Personal information
- Date of birth: September 5, 1958 (age 67)
- Place of birth: St. Louis, Missouri, United States
- Height: 5 ft 4 in (1.63 m)
- Position: Forward

Youth career
- 1976–1979: SIU Edwardsville Cougars

Senior career*
- Years: Team / Apps / (Gls)
- 1980: Fort Lauderdale Strikers / 15 / (1)
- 1979–1981: Fort Lauderdale Strikers (indoor) / 24 / (8)
- 1981–1987: St. Louis Steamers (indoor) / 228 / (85)
- Total:  / 267 / (94)

= Jeff Cacciatore =

American soccer player (born 1958)

Jeff Cacciatore is an American retired soccer forward who played professionally in the North American Soccer League and the Major Indoor Soccer League. Cacciatore was elected into the Saint Louis Soccer Hall of Fame in 2013.

==Youth==
In 1976, Cacciatore, younger brother of Steve Cacciatore, graduated from St. Louis University High School. He attended Southern Illinois University Edwardsville, playing on the men's soccer team from 1976 to 1979. In his last season, the team won the 1979 NCAA Men's Division I Soccer Championship. On October 24, 2009, SIUE inducted Cacciatore into the school's Athletic Hall of Fame.

==Professional==
In the fall of 1979, Cacciatore signed with the Fort Lauderdale Strikers of the North American Soccer League. He played two indoor and one outdoor season with the Strikers. He was a member of the 1980 Soccer Bowl runner-up Strikers team that fell to the New York Cosmos 3–0 in the final.

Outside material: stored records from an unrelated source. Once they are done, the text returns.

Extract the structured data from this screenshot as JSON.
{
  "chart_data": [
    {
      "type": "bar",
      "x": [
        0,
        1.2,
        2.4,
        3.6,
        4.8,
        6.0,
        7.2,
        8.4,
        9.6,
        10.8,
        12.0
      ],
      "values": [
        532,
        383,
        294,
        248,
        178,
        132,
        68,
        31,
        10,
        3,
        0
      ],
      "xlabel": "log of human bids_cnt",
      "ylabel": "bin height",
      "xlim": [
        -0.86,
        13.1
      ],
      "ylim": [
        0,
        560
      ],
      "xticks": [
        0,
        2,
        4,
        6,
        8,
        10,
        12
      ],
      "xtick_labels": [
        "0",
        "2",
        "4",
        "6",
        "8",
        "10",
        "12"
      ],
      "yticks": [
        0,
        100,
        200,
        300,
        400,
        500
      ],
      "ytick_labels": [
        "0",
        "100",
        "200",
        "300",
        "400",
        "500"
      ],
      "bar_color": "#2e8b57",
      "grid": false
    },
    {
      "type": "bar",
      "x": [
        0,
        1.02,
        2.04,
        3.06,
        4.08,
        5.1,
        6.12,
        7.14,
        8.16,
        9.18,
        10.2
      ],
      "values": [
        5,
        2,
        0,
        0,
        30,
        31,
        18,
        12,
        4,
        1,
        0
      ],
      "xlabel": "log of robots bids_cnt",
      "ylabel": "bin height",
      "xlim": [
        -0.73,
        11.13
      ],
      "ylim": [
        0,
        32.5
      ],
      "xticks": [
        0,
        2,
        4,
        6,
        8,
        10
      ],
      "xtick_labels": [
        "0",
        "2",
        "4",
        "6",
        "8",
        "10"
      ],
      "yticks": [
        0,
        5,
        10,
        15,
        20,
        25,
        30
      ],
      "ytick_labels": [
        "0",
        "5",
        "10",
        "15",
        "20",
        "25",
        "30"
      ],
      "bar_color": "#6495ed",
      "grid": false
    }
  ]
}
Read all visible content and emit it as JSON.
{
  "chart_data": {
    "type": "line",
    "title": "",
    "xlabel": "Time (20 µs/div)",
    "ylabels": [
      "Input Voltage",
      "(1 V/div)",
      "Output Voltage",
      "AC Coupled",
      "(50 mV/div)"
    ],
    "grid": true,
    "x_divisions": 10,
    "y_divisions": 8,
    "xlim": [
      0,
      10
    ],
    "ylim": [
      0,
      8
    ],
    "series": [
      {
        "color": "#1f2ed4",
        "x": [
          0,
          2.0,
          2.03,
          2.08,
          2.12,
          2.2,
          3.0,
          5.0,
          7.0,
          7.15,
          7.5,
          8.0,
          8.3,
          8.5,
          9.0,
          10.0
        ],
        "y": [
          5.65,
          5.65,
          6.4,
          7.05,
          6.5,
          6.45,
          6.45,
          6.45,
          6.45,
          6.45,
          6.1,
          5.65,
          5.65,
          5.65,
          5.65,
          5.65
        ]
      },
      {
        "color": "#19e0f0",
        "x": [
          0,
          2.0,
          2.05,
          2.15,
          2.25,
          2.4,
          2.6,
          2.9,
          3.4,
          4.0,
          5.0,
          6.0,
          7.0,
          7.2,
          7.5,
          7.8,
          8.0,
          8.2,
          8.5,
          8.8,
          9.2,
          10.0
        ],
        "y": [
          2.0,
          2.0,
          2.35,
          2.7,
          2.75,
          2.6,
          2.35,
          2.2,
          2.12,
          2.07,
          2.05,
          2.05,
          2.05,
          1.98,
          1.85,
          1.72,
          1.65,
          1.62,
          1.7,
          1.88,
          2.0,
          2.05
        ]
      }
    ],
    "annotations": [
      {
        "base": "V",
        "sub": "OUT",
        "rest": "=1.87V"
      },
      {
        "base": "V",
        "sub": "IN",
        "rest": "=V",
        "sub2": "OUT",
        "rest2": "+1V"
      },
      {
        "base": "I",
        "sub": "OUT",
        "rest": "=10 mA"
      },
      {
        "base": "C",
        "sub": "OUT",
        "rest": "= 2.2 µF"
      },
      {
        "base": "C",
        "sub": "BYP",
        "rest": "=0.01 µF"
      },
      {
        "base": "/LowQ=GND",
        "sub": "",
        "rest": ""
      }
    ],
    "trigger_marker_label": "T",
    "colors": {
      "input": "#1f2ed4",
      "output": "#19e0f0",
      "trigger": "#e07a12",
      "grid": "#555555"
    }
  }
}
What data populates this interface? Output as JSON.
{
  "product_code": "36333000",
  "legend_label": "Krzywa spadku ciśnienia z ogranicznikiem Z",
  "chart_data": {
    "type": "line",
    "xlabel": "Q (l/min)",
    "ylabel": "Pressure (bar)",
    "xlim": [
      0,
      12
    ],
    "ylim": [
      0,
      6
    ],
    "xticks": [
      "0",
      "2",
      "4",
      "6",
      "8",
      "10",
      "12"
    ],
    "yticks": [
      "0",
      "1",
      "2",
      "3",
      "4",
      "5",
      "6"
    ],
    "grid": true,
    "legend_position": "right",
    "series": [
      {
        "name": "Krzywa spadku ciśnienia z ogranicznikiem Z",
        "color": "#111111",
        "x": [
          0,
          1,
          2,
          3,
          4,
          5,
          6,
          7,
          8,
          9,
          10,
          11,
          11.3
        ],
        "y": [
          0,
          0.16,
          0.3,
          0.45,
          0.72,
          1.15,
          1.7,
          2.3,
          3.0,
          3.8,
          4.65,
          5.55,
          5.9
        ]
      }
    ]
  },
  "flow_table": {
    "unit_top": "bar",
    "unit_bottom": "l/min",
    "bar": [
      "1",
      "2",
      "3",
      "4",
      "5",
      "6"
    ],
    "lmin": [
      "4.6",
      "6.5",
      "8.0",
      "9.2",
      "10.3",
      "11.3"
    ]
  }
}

He then moved to the St. Louis Steamers of the Major Indoor Soccer League in the fall of 1981. He played six season before being released and retiring in 1987.

Cacciatore coaches the Whitfield School girls' soccer team and all levels of boys. Cacciatore also teaches at Whitfield School, where he's taught science for Eight Graders since 1991.